Suddenly a voice popped into his head.

'Yes, it was me last night.'

He looked around, agitated but no-one was close enough to have said anything to him that loudly, without others hearing.

'No, you're not imagining things. I'm really here and speaking to you, mind to mind.'

'Who are you? How do I know this isn't all happening in my head?'

'Look at the man to your immediate right – the one talking to the pretty girl on his left.'

With that Jack turned his head slightly, to get a better view but without being obviously intrusive. The couple were laughing at the man's animated conversation, when suddenly stopped in mid-sentence.

'What's wrong, Charles?'

He didn't answer but looked furtively about the platform, his body still as ice. Like a rabbit eyed by a fox, he froze on the spot.

'I can do that because he doesn't know me. I've played that trick on other regulars, but couldn't do it with them again for this reason. They've become acclimatized, should we say.

About my visit last night. When we do this, that is my kind, ordinary people think it is The Devil or demons – incubus, succubus, vampires, ghosts or what have you. They do not understand, so they invent names and roles for us that really have little relevance to what we are. Their fevered imaginations must supply an answer, so that they feel in control and not victims of a power greater than their own. Tragic. Nowadays we even get mistaken for aliens – they exist but again the feeble urge to create an answer comes into play – they don't know, so make up explanations. We are sorcerers, magicians, shamen. We are immortal outsiders, looking in on the boring world of the mundane. The wallowing in materialism and petty, selfish means to ends, disgusts us. Don't get me wrong – once we were like them but have moved on, grown up, abandoned childhood and we would like you to join us and do the same.

You are already hypersensitive and aware. This is the first step. Like waking out of a dream, you will discover who you truly are. Your allergies, migraines and seeing things your peers cannot, should have told you that you were different and didn't really fit in here. The flying saucer you saw in your youth that your friends couldn't or else interpreted as a star, plane or something else mundane, should have told you that. They didn't want to know something greater than themselves existed and defended themselves against it, to protect their tiny egos from being shattered – you didn't. You embraced it whole hog. The incident your father never told you about, where he too saw a UFO by the quarry edge, disregarding the voice in his head trying to tell him it was shed. Like you he could see and now it's time for you to join us.'

'What if I should say no?'

'That is your choice. The addictive lifestyle these mere mortals have, will stay yours, too, as will all the niggling intolerances and prejudices that drive this world. These are sheep, hooked on effects – is that what you wish for yourself?

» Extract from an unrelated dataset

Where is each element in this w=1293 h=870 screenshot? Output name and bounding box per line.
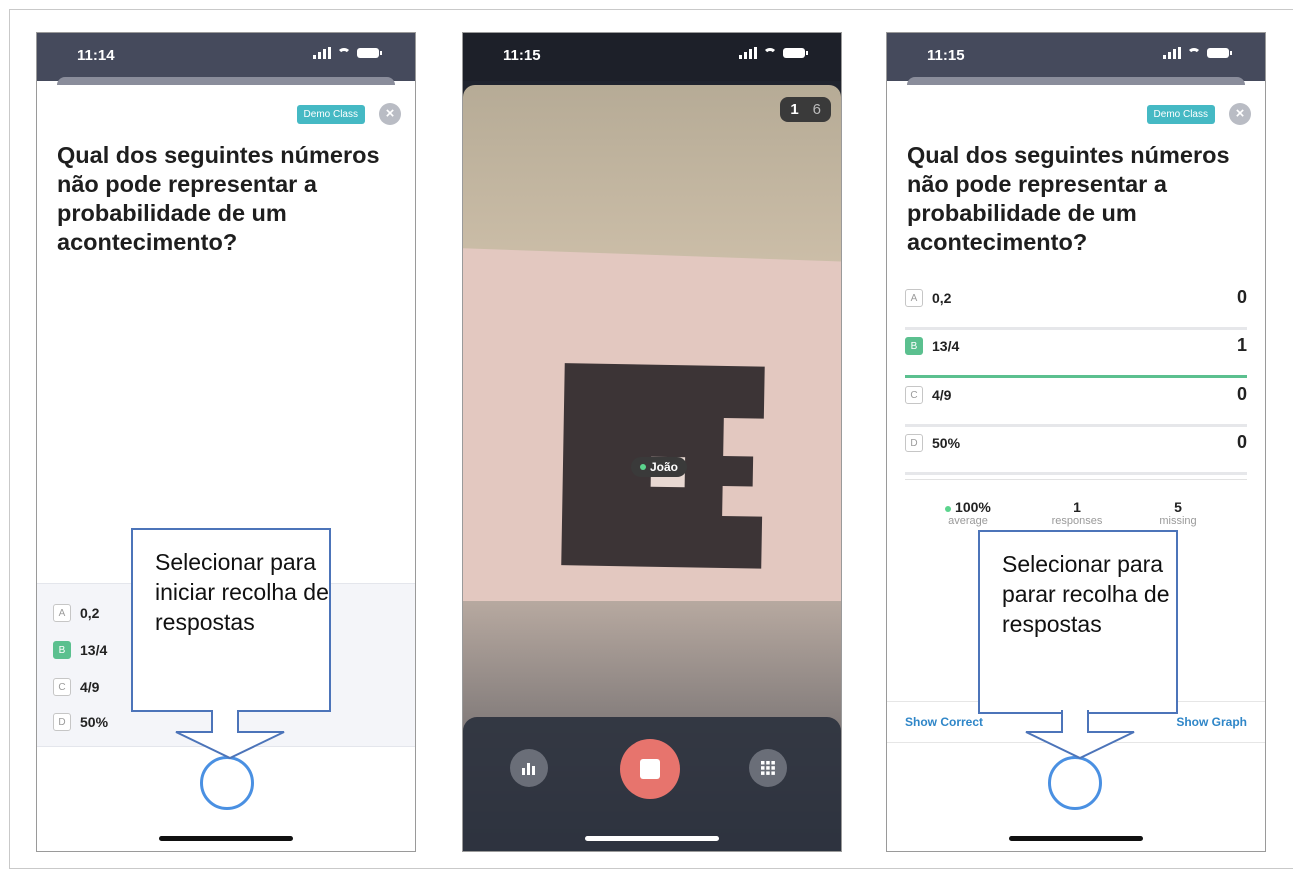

I, we, offer you space and time, not herded cattle flocking together in fear of the night. You will be alone – even I will only be with you occasionally. You will no longer feel lonely in a crowd but powerful, strong, yourself – no longer panicked into reacting to an imagined threat. My will could make one of these ants walk off the platform, into the face of an incoming train. They can make us do nothing because they refuse to even acknowledge our existence. I'm invisible – I don't exist to them, except in nightmares and as the voice of conscience in their heads which they ignore or struggle against, driving themselves insane. We are aligned with the will of the universe – they are not.'

The voice stopped. Silence fell into the mind of Jack. He looked around and saw the dark figure again – this time not on the platform opposite but behind him on the stairs. The shape beckoned and Jack followed him into another world, another dimension outside normal time and space.

His last thought was, would anybody notice the difference? (They didn't).